There can be a great deal of confusion when it comes to the level of tax deductions allowed for charitable contributions that are not made directly in the form or cash or credit. This has the potential to be rather problematic, as many donors may find themselves coming up somewhat short at the end of the tax year, or perhaps even limiting their donations so as to avoid complications and the additional problems inaccurate claims may cause.

The simple truth of the matter is that it is in fact possible and not even remotely difficult to put a monetary value on non-cash charitable donations so as to include all within standard tax deductions. Regardless of whether the items in question are the ever-popular unused items of clothing, household furnishing or perhaps items of much higher value, all such items can be included in the claim for a tax deduction on a tax return, assuming the valuation and form filling has been done correctly. Of course, there are plenty of items that will not be allowed for inclusion, but all donations will still help others in need and are therefore vigorously encouraged.

Those looking to add non-cash donation to their tax deductions should do the following:

  • Seek out an independent appraiser who is qualified in assessing the non-cash items you are interested in donating. This is required by most recipient organizations like museums.
  • Examine the condition of all items to be donated and realistically appraise them from top to bottom. While any household items and items of clothing that are broken, damaged, stained or incomplete will likely be accepted with open arms from the charity, they cannot be included as having a deductible value.
  • Determine the value of the complete and undamaged items to be donated as realistically and honestly as possible. This should never be done simply be personal opinion, but by comparing each item to a similar example made available via a charity shop, auction or perhaps an independent appraisal.

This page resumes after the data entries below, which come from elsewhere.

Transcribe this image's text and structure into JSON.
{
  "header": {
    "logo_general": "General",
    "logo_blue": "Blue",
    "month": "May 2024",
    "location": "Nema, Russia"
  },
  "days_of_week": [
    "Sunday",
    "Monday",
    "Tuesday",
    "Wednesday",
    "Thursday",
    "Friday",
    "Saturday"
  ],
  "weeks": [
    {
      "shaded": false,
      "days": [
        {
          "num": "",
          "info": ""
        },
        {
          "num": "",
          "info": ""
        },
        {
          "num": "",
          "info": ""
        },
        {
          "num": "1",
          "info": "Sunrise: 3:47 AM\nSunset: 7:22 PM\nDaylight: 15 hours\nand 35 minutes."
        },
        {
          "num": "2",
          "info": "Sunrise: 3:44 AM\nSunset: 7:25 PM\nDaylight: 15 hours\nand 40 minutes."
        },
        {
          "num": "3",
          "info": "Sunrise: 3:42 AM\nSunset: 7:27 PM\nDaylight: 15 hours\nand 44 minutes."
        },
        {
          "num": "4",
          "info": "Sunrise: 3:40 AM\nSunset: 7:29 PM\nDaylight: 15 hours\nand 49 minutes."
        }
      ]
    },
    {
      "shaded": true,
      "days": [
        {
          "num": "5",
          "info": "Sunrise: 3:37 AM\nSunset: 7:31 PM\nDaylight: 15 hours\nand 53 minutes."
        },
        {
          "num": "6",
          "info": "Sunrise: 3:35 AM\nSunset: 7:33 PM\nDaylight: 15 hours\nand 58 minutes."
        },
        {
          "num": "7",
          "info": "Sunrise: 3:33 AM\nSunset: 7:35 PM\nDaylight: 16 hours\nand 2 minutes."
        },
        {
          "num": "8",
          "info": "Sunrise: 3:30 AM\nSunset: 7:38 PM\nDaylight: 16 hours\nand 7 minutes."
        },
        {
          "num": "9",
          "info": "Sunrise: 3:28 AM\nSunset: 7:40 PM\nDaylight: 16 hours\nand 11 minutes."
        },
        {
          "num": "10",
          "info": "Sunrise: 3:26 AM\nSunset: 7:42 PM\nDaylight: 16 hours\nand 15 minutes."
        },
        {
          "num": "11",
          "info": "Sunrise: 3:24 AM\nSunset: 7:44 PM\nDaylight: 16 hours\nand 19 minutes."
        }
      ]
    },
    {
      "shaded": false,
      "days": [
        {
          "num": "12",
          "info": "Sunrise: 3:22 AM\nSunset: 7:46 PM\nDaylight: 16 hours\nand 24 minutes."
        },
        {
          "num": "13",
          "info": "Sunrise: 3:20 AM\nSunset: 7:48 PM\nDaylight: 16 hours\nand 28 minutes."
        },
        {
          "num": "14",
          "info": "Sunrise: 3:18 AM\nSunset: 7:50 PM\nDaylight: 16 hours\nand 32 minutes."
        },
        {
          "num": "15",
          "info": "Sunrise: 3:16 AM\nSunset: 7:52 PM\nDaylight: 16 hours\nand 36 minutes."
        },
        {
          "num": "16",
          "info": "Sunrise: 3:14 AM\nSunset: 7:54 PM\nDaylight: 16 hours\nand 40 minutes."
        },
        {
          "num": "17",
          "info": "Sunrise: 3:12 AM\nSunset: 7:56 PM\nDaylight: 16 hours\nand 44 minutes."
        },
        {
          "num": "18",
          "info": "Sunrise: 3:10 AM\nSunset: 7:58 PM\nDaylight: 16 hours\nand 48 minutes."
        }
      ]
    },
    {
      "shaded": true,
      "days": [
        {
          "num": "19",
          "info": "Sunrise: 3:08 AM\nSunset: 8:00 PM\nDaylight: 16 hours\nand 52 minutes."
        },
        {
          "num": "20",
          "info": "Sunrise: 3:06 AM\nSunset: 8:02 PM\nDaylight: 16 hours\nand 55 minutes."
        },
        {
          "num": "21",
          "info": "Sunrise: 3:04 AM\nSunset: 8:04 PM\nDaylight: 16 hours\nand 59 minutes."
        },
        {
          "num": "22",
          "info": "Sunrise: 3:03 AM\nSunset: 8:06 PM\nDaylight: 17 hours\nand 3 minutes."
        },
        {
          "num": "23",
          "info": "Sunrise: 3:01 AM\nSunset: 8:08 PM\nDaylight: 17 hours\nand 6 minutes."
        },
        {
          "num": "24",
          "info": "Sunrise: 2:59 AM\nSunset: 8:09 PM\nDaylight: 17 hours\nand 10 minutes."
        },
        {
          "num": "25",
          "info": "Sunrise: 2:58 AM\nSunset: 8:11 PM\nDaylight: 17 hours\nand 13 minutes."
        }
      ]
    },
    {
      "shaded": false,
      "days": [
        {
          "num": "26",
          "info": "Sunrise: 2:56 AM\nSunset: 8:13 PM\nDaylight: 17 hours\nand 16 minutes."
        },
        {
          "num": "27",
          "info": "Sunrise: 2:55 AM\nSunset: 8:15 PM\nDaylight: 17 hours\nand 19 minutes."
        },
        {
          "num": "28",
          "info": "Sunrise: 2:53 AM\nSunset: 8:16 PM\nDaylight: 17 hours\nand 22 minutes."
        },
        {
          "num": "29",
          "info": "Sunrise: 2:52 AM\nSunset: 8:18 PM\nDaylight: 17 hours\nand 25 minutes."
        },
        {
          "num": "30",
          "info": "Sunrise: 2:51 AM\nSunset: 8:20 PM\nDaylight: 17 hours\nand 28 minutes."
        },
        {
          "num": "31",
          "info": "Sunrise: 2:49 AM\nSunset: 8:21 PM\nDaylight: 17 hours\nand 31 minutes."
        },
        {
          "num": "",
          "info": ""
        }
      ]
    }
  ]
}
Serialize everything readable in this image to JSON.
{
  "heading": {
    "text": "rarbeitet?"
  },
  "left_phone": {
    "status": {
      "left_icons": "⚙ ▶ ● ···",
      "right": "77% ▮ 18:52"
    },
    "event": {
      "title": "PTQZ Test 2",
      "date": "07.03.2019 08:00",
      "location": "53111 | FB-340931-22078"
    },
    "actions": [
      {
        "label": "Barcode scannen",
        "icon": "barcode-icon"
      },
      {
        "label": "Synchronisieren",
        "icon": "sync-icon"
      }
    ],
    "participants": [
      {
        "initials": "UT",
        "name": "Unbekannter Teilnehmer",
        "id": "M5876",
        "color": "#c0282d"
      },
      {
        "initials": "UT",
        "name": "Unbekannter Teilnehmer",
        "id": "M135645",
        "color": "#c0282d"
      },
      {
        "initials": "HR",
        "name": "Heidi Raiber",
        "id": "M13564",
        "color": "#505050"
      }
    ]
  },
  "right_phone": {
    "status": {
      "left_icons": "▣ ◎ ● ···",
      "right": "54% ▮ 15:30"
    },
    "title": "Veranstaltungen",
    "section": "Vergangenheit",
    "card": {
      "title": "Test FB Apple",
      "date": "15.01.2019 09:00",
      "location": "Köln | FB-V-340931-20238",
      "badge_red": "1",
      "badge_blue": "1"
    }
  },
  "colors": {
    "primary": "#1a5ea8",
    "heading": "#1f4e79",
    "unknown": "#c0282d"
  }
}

  • If available, locate any receipts and invoices for brand new and unused items, as these can be used as verifications for the estimates if other elements such as time passed and so on are taken into account.

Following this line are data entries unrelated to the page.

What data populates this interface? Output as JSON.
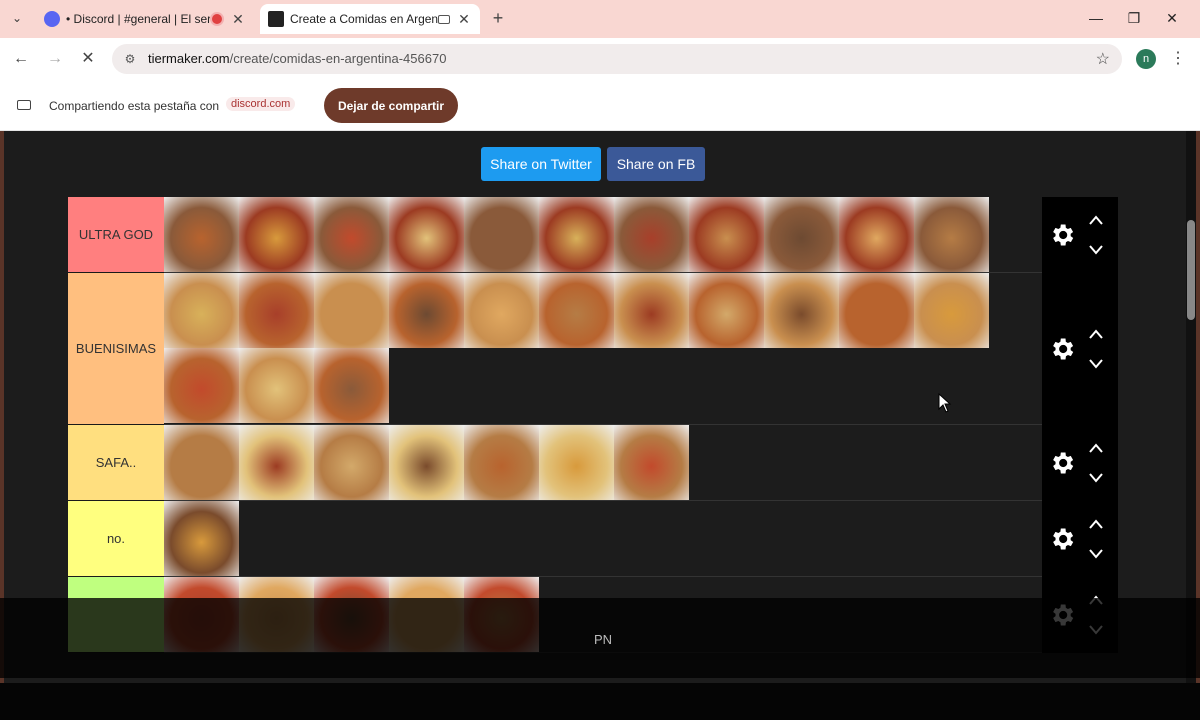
{
  "browser": {
    "tabs": [
      {
        "title": "• Discord | #general | El ser",
        "active": false
      },
      {
        "title": "Create a Comidas en Argen",
        "active": true
      }
    ],
    "url_domain": "tiermaker.com",
    "url_path": "/create/comidas-en-argentina-456670",
    "profile_initial": "n"
  },
  "sharing": {
    "message": "Compartiendo esta pestaña con",
    "target": "discord.com",
    "stop_label": "Dejar de compartir"
  },
  "page": {
    "share_twitter": "Share on Twitter",
    "share_fb": "Share on FB",
    "overlay_text": "PN"
  },
  "tiers": [
    {
      "label": "ULTRA GOD",
      "color": "#ff7f7f",
      "item_count": 11
    },
    {
      "label": "BUENISIMAS",
      "color": "#ffbf7f",
      "item_count": 14
    },
    {
      "label": "SAFA..",
      "color": "#ffdf7f",
      "item_count": 7
    },
    {
      "label": "no.",
      "color": "#ffff7f",
      "item_count": 1
    },
    {
      "label": "",
      "color": "#bfff7f",
      "item_count": 5
    }
  ],
  "colors": {
    "tab_strip": "#f9d7d2",
    "stop_share_button": "#6e3a2a",
    "twitter": "#1d9bf0",
    "facebook": "#3b5998",
    "page_bg": "#1c1c1c"
  }
}
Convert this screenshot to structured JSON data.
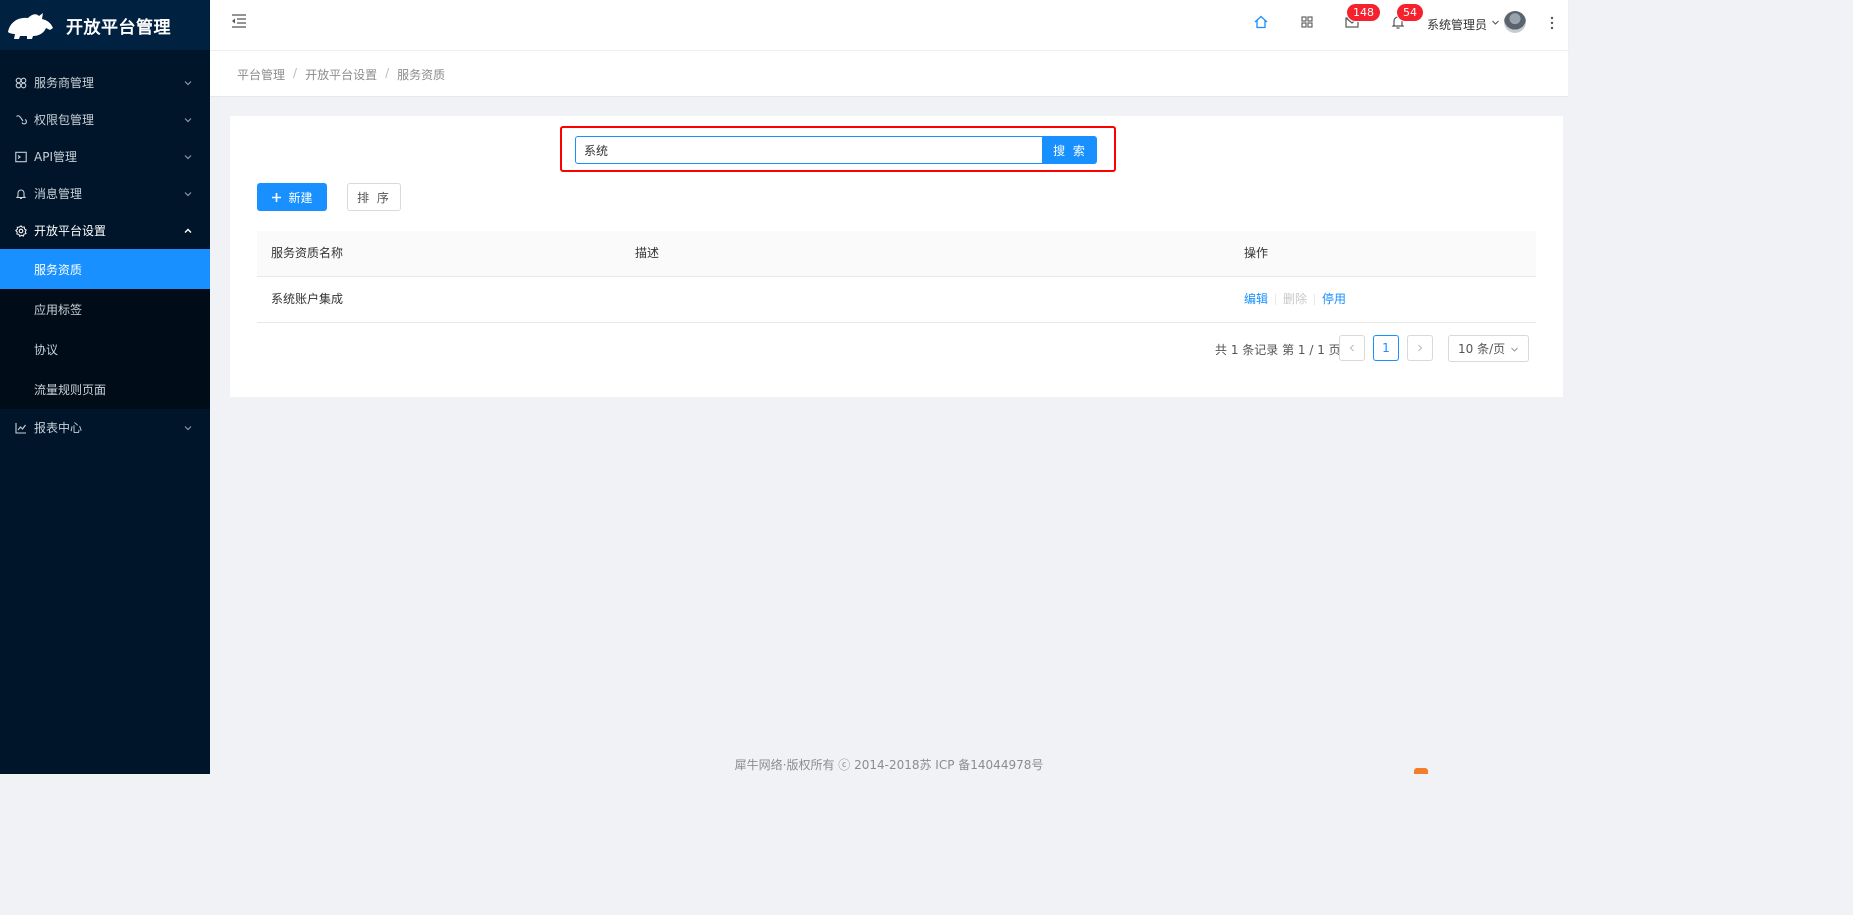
{
  "brand": {
    "title": "开放平台管理"
  },
  "sidebar": {
    "items": [
      {
        "label": "服务商管理",
        "icon": "cluster-icon"
      },
      {
        "label": "权限包管理",
        "icon": "link-icon"
      },
      {
        "label": "API管理",
        "icon": "terminal-icon"
      },
      {
        "label": "消息管理",
        "icon": "bell-icon"
      },
      {
        "label": "开放平台设置",
        "icon": "gear-icon",
        "open": true,
        "children": [
          "服务资质",
          "应用标签",
          "协议",
          "流量规则页面"
        ]
      },
      {
        "label": "报表中心",
        "icon": "line-chart-icon"
      }
    ]
  },
  "header": {
    "mail_badge": "148",
    "bell_badge": "54",
    "user_name": "系统管理员"
  },
  "breadcrumb": [
    "平台管理",
    "开放平台设置",
    "服务资质"
  ],
  "search": {
    "value": "系统",
    "button_label": "搜 索"
  },
  "toolbar": {
    "new_label": "新建",
    "sort_label": "排 序"
  },
  "table": {
    "columns": [
      "服务资质名称",
      "描述",
      "操作"
    ],
    "rows": [
      {
        "name": "系统账户集成",
        "description": "",
        "actions": [
          "编辑",
          "删除",
          "停用"
        ]
      }
    ]
  },
  "pagination": {
    "total_text": "共 1 条记录 第 1 / 1 页",
    "current_page": "1",
    "page_size": "10 条/页"
  },
  "footer": {
    "copyright": "犀牛网络·版权所有 ⓒ 2014-2018苏 ICP 备14044978号"
  },
  "colors": {
    "accent": "#1890ff",
    "sidebar_bg": "#001529",
    "badge": "#f5222d",
    "highlight_box": "#ff0000"
  }
}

  • Should the item in question be a car or vehicle of any kind, ensure that the appraisal is carried out by a professionally registered and approved body, otherwise the estimate will not be accepted under any circumstances.

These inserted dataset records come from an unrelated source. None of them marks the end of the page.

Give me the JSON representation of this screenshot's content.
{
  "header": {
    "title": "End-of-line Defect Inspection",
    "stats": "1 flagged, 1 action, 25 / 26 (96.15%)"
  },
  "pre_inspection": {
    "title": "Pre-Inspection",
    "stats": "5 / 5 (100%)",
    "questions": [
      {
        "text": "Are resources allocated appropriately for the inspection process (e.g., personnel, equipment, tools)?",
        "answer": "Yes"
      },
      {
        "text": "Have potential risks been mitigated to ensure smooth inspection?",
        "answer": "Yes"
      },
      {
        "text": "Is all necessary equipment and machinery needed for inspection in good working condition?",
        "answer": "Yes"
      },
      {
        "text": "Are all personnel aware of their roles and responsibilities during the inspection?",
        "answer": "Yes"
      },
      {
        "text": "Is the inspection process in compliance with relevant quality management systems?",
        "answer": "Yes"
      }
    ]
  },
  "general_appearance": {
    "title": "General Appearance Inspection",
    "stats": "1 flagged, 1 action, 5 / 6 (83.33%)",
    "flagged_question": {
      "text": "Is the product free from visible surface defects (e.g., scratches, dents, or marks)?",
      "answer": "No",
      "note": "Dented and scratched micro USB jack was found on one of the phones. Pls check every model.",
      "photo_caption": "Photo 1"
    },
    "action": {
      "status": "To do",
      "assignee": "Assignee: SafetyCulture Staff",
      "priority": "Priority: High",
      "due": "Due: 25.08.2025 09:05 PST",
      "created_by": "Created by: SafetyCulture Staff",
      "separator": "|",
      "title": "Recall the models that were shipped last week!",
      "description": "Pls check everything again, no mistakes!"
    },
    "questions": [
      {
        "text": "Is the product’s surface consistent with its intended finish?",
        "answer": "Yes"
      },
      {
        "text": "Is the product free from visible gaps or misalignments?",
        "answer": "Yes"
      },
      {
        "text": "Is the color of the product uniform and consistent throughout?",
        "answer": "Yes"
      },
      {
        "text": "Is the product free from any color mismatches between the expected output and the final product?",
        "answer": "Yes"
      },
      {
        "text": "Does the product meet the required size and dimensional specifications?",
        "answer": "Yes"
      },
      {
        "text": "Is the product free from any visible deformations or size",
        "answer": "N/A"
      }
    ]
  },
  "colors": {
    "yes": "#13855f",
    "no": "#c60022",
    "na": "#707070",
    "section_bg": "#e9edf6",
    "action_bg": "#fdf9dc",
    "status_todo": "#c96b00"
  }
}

  • Any items in less than brand new condition with an estimated value of over $500 should be removed from the tax return and appraised by an approved service. The results provided from the appraisal service should then be provided with the form.
  • Factor in appreciation, as if the item donated is likely to increase in value considerably over time then further deductions may be allowed.
  • IRS Form 8283 must be completed in full with all donations included. If any donated item is worth more than $5000, then it will be necessary for the recipient charity to provide their signature as backing – below $5000 this is not required.
  • For Canadian donors – some objects with significant Canadian Heritage will need to be reviewed by the Canadian Cultural Property Board prior to donation to an approved organization.

Aside from these points, it is important to remember that an appraisal from the charity will never be accepted, though an acknowledgement receipt is always welcome. Furthermore, mistakes in the completion of the form should be avoided at all costs in order to forego the possibility of an audit.